Çalışma ve Sosyal Güvenlik Bakanlığı,
kadın istihdamını arttırma ve geleneksel aile modelini güçlendirme söylemiyle,
annenin çalıştığı iş yerinde kreş açmak yerine bebeği büyükanneye baktırmak
şeklinde geleneksel bir “çözüm” buldu. Bu çözümle, torununa bakan büyükanneye
maaş da bağlamaya karar verdi. Pilot çalışma yakın zamanda belirli illerde
başlayacak.
Büyükanne maaşı ile, hükümetin gerici ve
neoliberal söylemleri bir arada kullandığı sosyal politikalara bir yenisi daha
eklenmiş oldu. Bu politikaların bilimsel bilgiye dayanıp dayanmadığı, ne kadar
incelenerek uygulamaya konulduğu sorularının cevabı artık belli. Yine de yeri
gelmişken, bu konuyla ilgili yakın zamanda yayımlanan bilimsel çalışmalara bir
de bu bağlamda bakmakta fayda olabilir. Araştırmalara göre, modernite öncesi
toplumlarda (geleneksel olarak) annenin büyükanneden yardım alması çocuğun
hayatta kalma oranını arttırmış olsa da, günümüz modern toplumlarında anne-baba
yerine büyükannenin çocuğa bakması çocukta sağlık sorunlarına yol açabiliyor.

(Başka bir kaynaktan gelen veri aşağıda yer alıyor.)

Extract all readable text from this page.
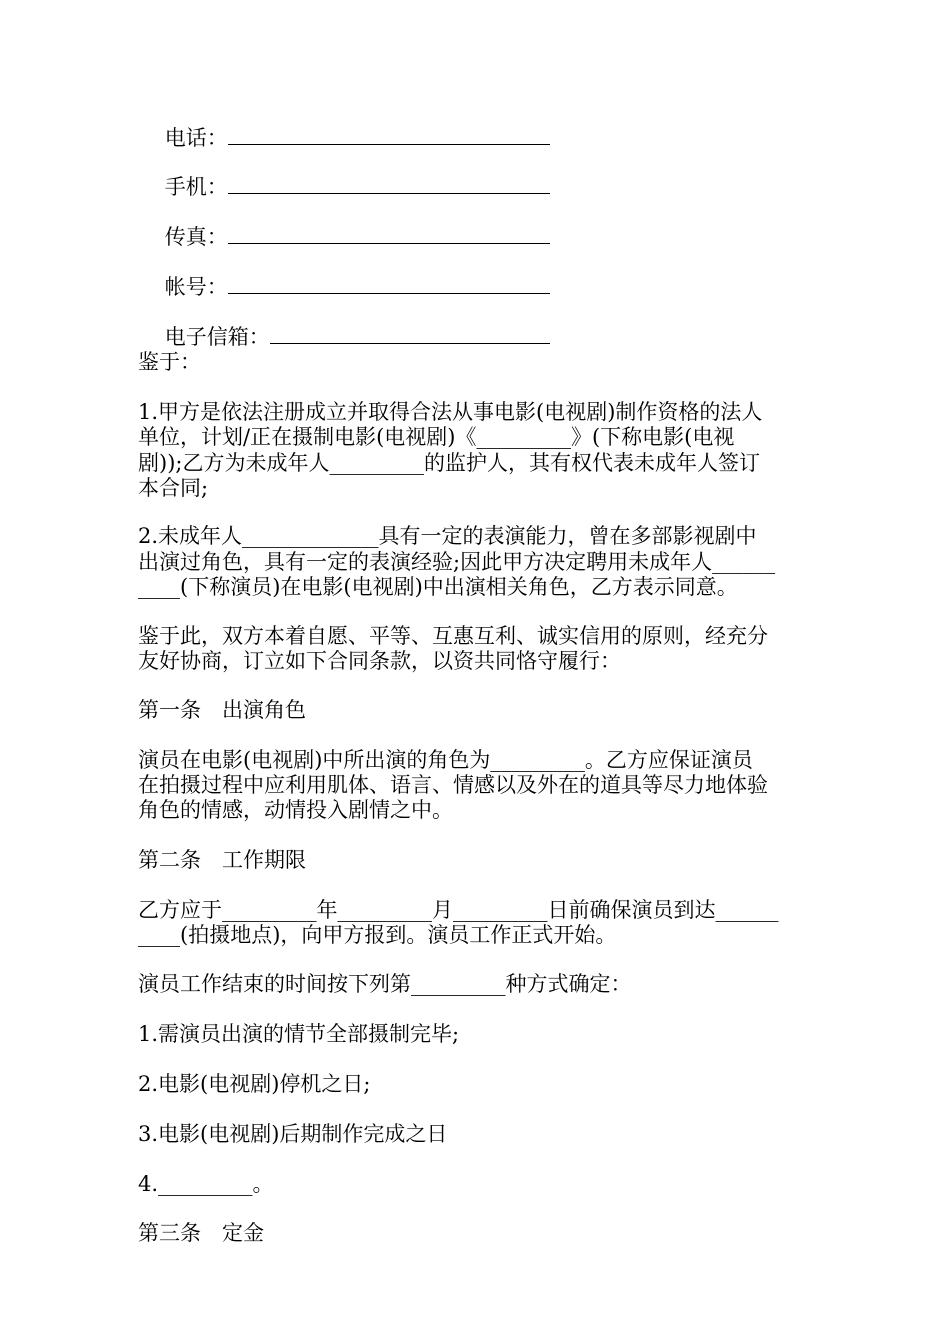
电话：

手机：

传真：

帐号：

电子信箱：

鉴于：
1.甲方是依法注册成立并取得合法从事电影(电视剧)制作资格的法人
单位，计划/正在摄制电影(电视剧)《_________》(下称电影(电视
剧));乙方为未成年人_________的监护人，其有权代表未成年人签订
本合同;
2.未成年人_____________具有一定的表演能力，曾在多部影视剧中
出演过角色，具有一定的表演经验;因此甲方决定聘用未成年人______
____(下称演员)在电影(电视剧)中出演相关角色，乙方表示同意。
鉴于此，双方本着自愿、平等、互惠互利、诚实信用的原则，经充分
友好协商，订立如下合同条款，以资共同恪守履行：
第一条　出演角色
演员在电影(电视剧)中所出演的角色为_________。乙方应保证演员
在拍摄过程中应利用肌体、语言、情感以及外在的道具等尽力地体验
角色的情感，动情投入剧情之中。
第二条　工作期限
乙方应于_________年_________月_________日前确保演员到达______
____(拍摄地点)，向甲方报到。演员工作正式开始。
演员工作结束的时间按下列第_________种方式确定：
1.需演员出演的情节全部摄制完毕;
2.电影(电视剧)停机之日;
3.电影(电视剧)后期制作完成之日
4._________。
第三条　定金
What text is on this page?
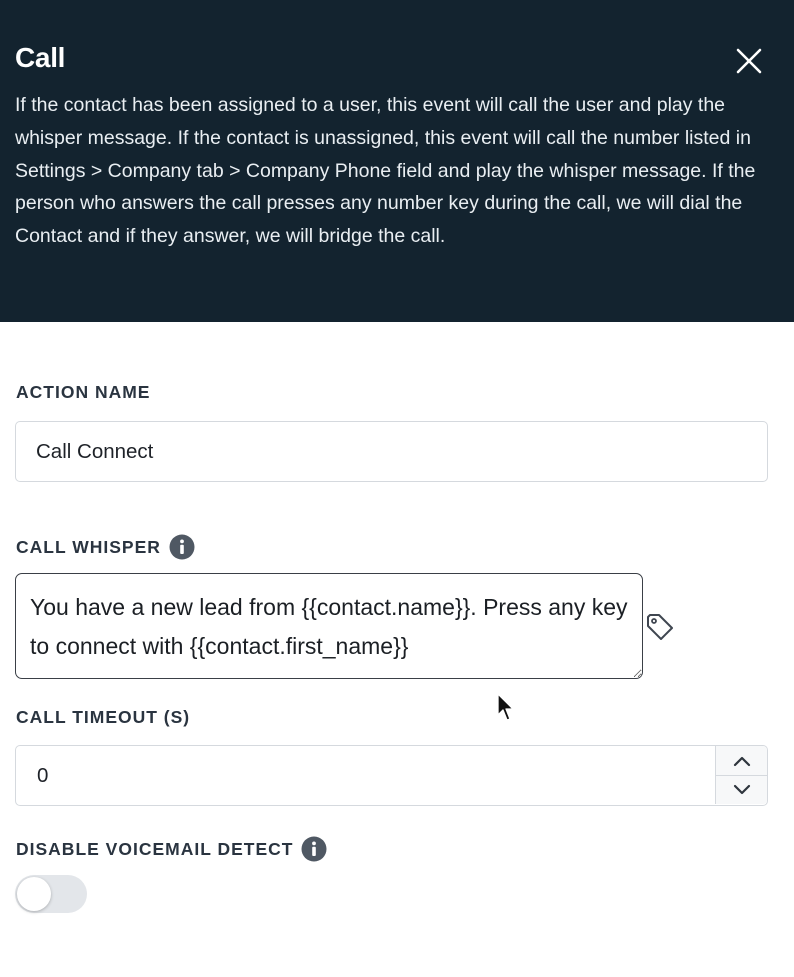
Call

If the contact has been assigned to a user, this event will call the user and play the whisper message. If the contact is unassigned, this event will call the number listed in Settings > Company tab > Company Phone field and play the whisper message. If the person who answers the call presses any number key during the call, we will dial the Contact and if they answer, we will bridge the call.

ACTION NAME
Call Connect
CALL WHISPER
You have a new lead from {{contact.name}}. Press any key to connect with {{contact.first_name}}
CALL TIMEOUT (S)
0
DISABLE VOICEMAIL DETECT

2013’te Finlandiya’daki bilim insanları,
İngiltere’deki 9 bin aile üzerinde bir araştırma yapmış. Araştırmaya dahil
edilen her ailenin 9 ay ile 3 yaş arasında en az bir çocuğu var ve her aile iki
sene boyunca izlenmiş. Bu izleme sonucunda, büyük ebeveynlerin (anneanne,
babaanne ve dedeler) baktığı çocukların diğerlerine oranla obez olma riskinin
%22 daha fazla olduğu görülmüş. Çocukluk çağı obezitesi, diyabet ve kalp
hastalıkları riskinin artması demekken, yetişkin hayatta daha erken ölüm riski
demek. 2010’da yine İngiltere’de aileler üzerinde yapılan ve aynı ilişkiyi
inceleyen benzer bir çalışma, %34 gibi bir obez olma riski sonucunu vermiş.
Bunlara benzer bir araştırma da 2015’te
Çin’de yapılmış. Bu kez ilkokul çağı çocuklarının bakımında büyük ebeveynlerin
rolü incelenmiş ve aynı ilişki bulunmuş. Çalışmada bunun nedenleri olarak, üst
neslin “şişman çocuk eşittir sağlıklı, bakımlı çocuk” anlayışına sahip olması,
bilgi eksikliği (‘obezite kaynaklı hastalıklar sadece yetişkinlerde olur’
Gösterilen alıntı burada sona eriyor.